ECLI:NL:HR:2020:819
Hoge Raad
- Cassatie
- Rechtspraak.nl
Cassatie over ambtshalve vermindering aanslag inkomstenbelasting en bezwaarprocedure
In deze zaak heeft de Hoge Raad op 1 mei 2020 uitspraak gedaan in een cassatieprocedure die was aangespannen door de Staatssecretaris van Financiën tegen een uitspraak van de Rechtbank Zeeland-West-Brabant. De zaak betreft een geschil over de ambtshalve vermindering van een aanslag in de inkomstenbelasting/premie volksverzekeringen (IB/PVV) voor het jaar 2013. Belanghebbende had in 2015 een aanslag ontvangen, maar diende in 2017 een herziene aangifte in, die door de Inspecteur werd aangemerkt als een verzoek om ambtshalve vermindering. De Inspecteur stelde het verzamelinkomen vast op een lager bedrag, maar dit leidde niet tot een lagere aanslag.
Belanghebbende ging in beroep tegen de beschikking van de Inspecteur, maar de Rechtbank verwierp het verzet tegen de uitspraak van 15 maart 2018, waarin de Rechtbank had geoordeeld dat de Inspecteur niet volledig aan het verzoek om ambtshalve vermindering had voldaan. De Hoge Raad oordeelde echter dat de beschikking van de Inspecteur niet kon worden aangemerkt als een afwijzing van het verzoek om ambtshalve vermindering, en dat het beroepschrift niet als bezwaar kon worden behandeld. De Hoge Raad verklaarde het beroep in cassatie gegrond, vernietigde de uitspraak op verzet en de uitspraak van de Rechtbank, maar alleen voor zover deze de Inspecteur opdroeg het beroepschrift als bezwaarschrift in behandeling te nemen.

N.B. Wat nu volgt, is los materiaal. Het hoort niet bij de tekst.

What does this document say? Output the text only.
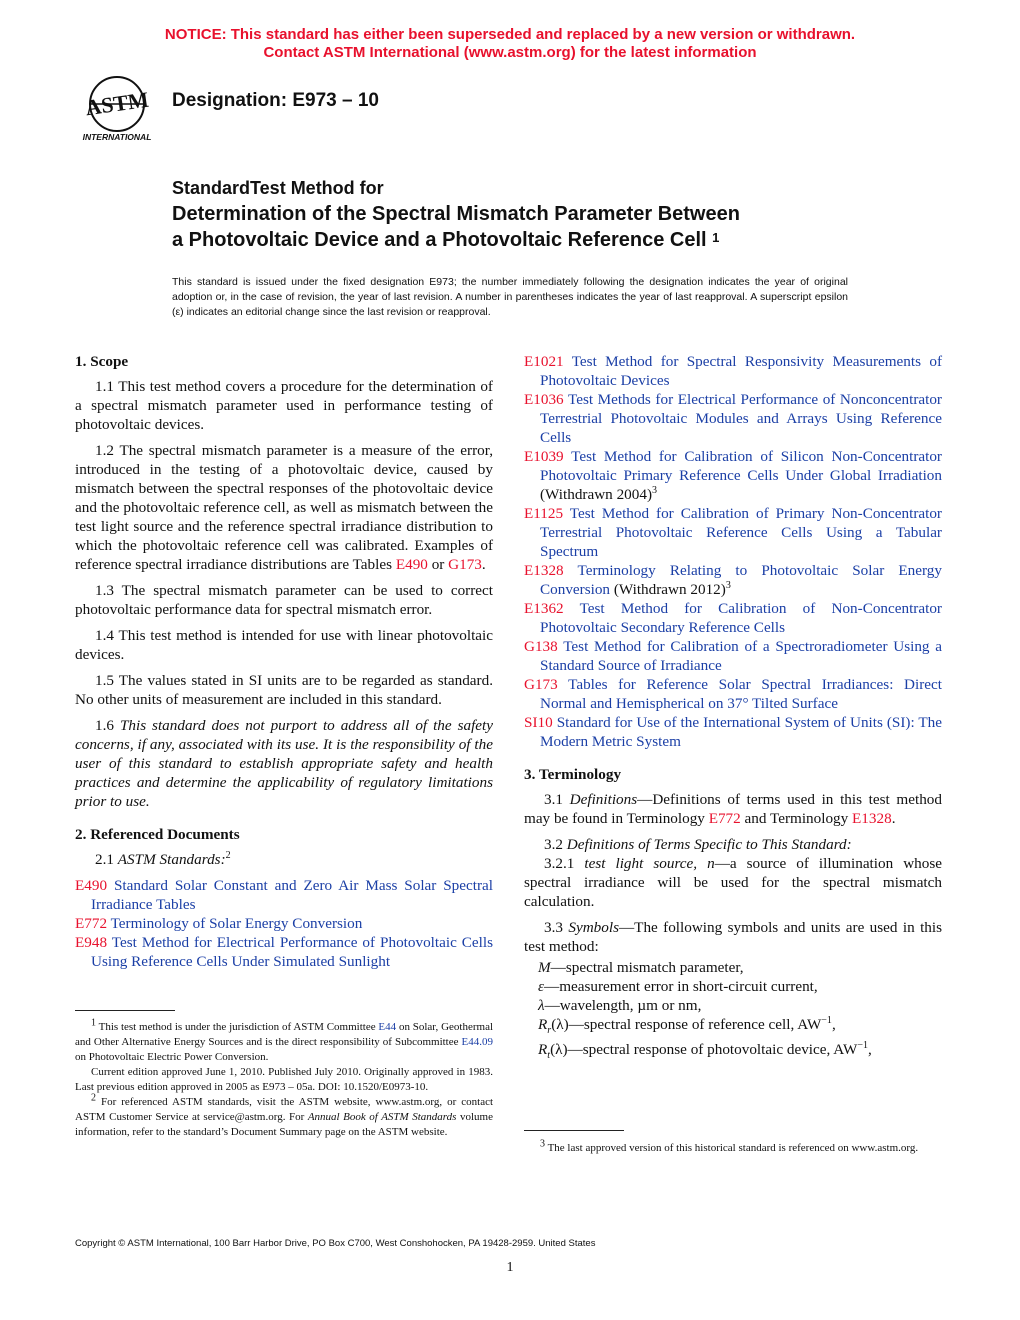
NOTICE: This standard has either been superseded and replaced by a new version or withdrawn.
Contact ASTM International (www.astm.org) for the latest information
ASTM
INTERNATIONAL
Designation: E973 – 10
StandardTest Method for
Determination of the Spectral Mismatch Parameter Between
a Photovoltaic Device and a Photovoltaic Reference Cell $^1$
This standard is issued under the fixed designation E973; the number immediately following the designation indicates the year of original adoption or, in the case of revision, the year of last revision. A number in parentheses indicates the year of last reapproval. A superscript epsilon (ε) indicates an editorial change since the last revision or reapproval.
1. Scope

1.1 This test method covers a procedure for the determination of a spectral mismatch parameter used in performance testing of photovoltaic devices.

1.2 The spectral mismatch parameter is a measure of the error, introduced in the testing of a photovoltaic device, caused by mismatch between the spectral responses of the photovoltaic device and the photovoltaic reference cell, as well as mismatch between the test light source and the reference spectral irradiance distribution to which the photovoltaic reference cell was calibrated. Examples of reference spectral irradiance distributions are Tables E490 or G173.

1.3 The spectral mismatch parameter can be used to correct photovoltaic performance data for spectral mismatch error.

1.4 This test method is intended for use with linear photovoltaic devices.

1.5 The values stated in SI units are to be regarded as standard. No other units of measurement are included in this standard.

1.6 This standard does not purport to address all of the safety concerns, if any, associated with its use. It is the responsibility of the user of this standard to establish appropriate safety and health practices and determine the applicability of regulatory limitations prior to use.

2. Referenced Documents

2.1 ASTM Standards:$^2$

E490 Standard Solar Constant and Zero Air Mass Solar Spectral Irradiance Tables

E772 Terminology of Solar Energy Conversion

E948 Test Method for Electrical Performance of Photovoltaic Cells Using Reference Cells Under Simulated Sunlight

$^1$ This test method is under the jurisdiction of ASTM Committee E44 on Solar, Geothermal and Other Alternative Energy Sources and is the direct responsibility of Subcommittee E44.09 on Photovoltaic Electric Power Conversion.

Current edition approved June 1, 2010. Published July 2010. Originally approved in 1983. Last previous edition approved in 2005 as E973 – 05a. DOI: 10.1520/E0973-10.

$^2$ For referenced ASTM standards, visit the ASTM website, www.astm.org, or contact ASTM Customer Service at service@astm.org. For Annual Book of ASTM Standards volume information, refer to the standard’s Document Summary page on the ASTM website.

E1021 Test Method for Spectral Responsivity Measurements of Photovoltaic Devices

E1036 Test Methods for Electrical Performance of Nonconcentrator Terrestrial Photovoltaic Modules and Arrays Using Reference Cells

E1039 Test Method for Calibration of Silicon Non-Concentrator Photovoltaic Primary Reference Cells Under Global Irradiation (Withdrawn 2004)$^3$

E1125 Test Method for Calibration of Primary Non-Concentrator Terrestrial Photovoltaic Reference Cells Using a Tabular Spectrum

E1328 Terminology Relating to Photovoltaic Solar Energy Conversion (Withdrawn 2012)$^3$

E1362 Test Method for Calibration of Non-Concentrator Photovoltaic Secondary Reference Cells

G138 Test Method for Calibration of a Spectroradiometer Using a Standard Source of Irradiance

G173 Tables for Reference Solar Spectral Irradiances: Direct Normal and Hemispherical on 37° Tilted Surface

SI10 Standard for Use of the International System of Units (SI): The Modern Metric System

3. Terminology

3.1 Definitions—Definitions of terms used in this test method may be found in Terminology E772 and Terminology E1328.

3.2 Definitions of Terms Specific to This Standard:

3.2.1 test light source, n—a source of illumination whose spectral irradiance will be used for the spectral mismatch calculation.

3.3 Symbols—The following symbols and units are used in this test method:

M—spectral mismatch parameter,

ε—measurement error in short-circuit current,

λ—wavelength, µm or nm,

$R_r(\lambda)—spectral$ response of reference cell, $AW^{-1}$,

$R_t(\lambda)—spectral$ response of photovoltaic device, $AW^{-1}$,

$^3$ The last approved version of this historical standard is referenced on www.astm.org.

Copyright © ASTM International, 100 Barr Harbor Drive, PO Box C700, West Conshohocken, PA 19428-2959. United States
1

De Hoge Raad concludeerde dat de uitspraak van de Rechtbank niet in stand kon blijven en dat er geen aanleiding was voor een veroordeling in de proceskosten. Dit arrest is gewezen door de raadsheren M.A. Fierstra, J. Wortel en A.F.M.Q. Beukers-van Dooren, en openbaar uitgesproken op 1 mei 2020.